Vestel’deki çalışma koşullarının vücut dirençlerini düşürdüğünü söyleyen bir başka işçi, sözlerini şöyle sürdürdü: “12 saatlik çalışma, kumanyalarla yetersiz beslenme hepimizin bağışıklığını düşürüyor. Kan değerlerim çok düşmüş. Sağlıkçılar virüsle baş etmek için bağışıklığımızın yüksek olması gerektiğini söylüyor ama bu koşullar altında bu mümkün değil.” Salgın döneminin başında kronik hastalığı olanlara idari izin verilerek evlerine gönderildiğini hatırlatan Vestel işçisi, “Oysaki arkadaşlarımızın izinlerini yıllık izin olarak göstermişler. 2 aydan uzun süredir çalışmayan arkadaşlarımız fazladan yıllık izin kullandıkları için fabrikaya borçlanmış durumda. Devlet halklara vermediği parayı sermayeye aktarırken Vestel’in gözü doymuyor; işçileri borçlandırmaya devam ediyor” diye konuştu.

"İŞSİZ KALMAK BİR KABUS"

Hijyen ve çalışma koşullarını konuştuğumuz Döktaş Döküm fabrikası işçisi işyerinde dezenfektan uygulaması, yemekhane ve servislerde mesafe kurallarına uyulması gibi önlemlerin alındığını belirtti. İşçi, “Ancak soyunma odalarını hâlâ kullanmaya devam ediyoruz, yemekhanede masalar dezenfekte edilmiyor. Alınan yarım önlemlerle risk devam ediyor” diye konuştu.

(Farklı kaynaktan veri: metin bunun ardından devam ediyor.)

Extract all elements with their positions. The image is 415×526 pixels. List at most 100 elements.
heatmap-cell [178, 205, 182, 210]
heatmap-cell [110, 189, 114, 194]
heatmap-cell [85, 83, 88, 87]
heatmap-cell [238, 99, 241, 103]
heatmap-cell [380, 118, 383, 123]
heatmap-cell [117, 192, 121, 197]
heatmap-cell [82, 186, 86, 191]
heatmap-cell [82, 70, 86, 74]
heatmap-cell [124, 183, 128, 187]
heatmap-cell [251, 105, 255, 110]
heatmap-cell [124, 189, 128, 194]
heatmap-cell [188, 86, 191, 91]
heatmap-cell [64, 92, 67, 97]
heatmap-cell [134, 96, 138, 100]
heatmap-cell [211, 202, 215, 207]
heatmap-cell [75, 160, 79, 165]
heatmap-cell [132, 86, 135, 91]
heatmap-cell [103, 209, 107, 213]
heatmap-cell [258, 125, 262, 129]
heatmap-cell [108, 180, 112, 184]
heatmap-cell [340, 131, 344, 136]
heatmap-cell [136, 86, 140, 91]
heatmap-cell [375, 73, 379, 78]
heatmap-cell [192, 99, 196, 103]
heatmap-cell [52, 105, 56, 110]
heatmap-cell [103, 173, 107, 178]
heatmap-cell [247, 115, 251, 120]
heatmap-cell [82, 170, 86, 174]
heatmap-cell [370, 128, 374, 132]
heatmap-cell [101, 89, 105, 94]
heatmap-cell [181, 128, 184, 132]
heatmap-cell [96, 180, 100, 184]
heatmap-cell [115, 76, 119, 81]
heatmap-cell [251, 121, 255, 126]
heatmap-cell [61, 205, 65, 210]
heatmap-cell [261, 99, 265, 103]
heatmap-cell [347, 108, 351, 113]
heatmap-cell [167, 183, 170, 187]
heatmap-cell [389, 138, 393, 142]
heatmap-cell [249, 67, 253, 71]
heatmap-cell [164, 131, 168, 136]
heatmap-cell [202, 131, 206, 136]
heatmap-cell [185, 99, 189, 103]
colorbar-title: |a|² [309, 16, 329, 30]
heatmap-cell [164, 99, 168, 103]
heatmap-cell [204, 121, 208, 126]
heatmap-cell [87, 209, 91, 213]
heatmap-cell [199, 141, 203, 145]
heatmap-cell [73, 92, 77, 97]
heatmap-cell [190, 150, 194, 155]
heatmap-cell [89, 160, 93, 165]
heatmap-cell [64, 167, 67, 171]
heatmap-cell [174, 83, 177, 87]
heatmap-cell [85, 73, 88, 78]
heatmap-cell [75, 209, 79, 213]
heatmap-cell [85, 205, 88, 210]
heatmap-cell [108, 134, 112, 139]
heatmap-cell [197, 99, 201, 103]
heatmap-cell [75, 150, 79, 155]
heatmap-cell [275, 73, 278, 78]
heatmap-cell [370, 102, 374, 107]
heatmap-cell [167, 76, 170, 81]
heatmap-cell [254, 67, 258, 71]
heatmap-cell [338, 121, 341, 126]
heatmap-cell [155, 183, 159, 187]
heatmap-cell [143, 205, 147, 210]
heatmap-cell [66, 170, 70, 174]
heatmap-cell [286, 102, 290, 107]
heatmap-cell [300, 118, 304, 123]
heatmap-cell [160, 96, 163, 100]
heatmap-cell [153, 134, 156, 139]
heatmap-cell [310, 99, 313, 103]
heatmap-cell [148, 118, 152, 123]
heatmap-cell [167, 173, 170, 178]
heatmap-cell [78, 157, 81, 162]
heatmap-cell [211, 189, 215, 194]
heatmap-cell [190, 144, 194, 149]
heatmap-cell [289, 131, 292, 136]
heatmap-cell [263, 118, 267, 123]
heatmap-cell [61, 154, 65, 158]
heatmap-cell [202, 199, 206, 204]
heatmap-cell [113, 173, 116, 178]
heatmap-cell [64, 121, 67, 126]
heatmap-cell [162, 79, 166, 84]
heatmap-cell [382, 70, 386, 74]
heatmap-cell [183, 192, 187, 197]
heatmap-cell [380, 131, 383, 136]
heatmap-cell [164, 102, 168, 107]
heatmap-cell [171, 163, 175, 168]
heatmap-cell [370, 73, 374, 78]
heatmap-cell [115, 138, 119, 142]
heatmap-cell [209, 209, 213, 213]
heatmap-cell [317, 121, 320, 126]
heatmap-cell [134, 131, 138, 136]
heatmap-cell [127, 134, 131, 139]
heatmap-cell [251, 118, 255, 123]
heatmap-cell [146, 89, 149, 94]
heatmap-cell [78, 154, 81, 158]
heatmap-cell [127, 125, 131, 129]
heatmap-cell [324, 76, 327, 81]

Pandemi başında esnek çalışma uygulamasına geçtiklerini ve bunun asıl sebebinin fabrikanın aldığı işlerin az olması olduğunu söyleyen işçi, “Fabrikada iş olsaydı bizim canımız kimsenin umurunda olmaz bir kılıf uydurup, bizi en ağır şekilde çalıştırmaya devam ederlerdi. Dün patronların kâr hırsı için kimsenin canını umursamadan AVM’leri, plajları açanlar bizi hiç acımadan ateşe atarlar” diye konuştu. Hastalanmaktan çok evine ekmek götürememekten korktuğunu söyleyen Döktaş işçisi, şunları söyledi: “Bu süreçte virüse yakalanıp hastalanmaktan çok biz emekçileri işsiz kalmak korkutuyor. Bugün çalışıyorum, biraz eksik biraz fazla maaşımı alıyorum ama yarın ne olacak bilmiyoruz. Bugüne kadar işçilerden toplananlar oluşturulan işsizlik fonunun patronlara teşvik olarak aktarıldığını düşünürsek bu şartlar altında işsiz kalmak emekçiler için bir kabus.”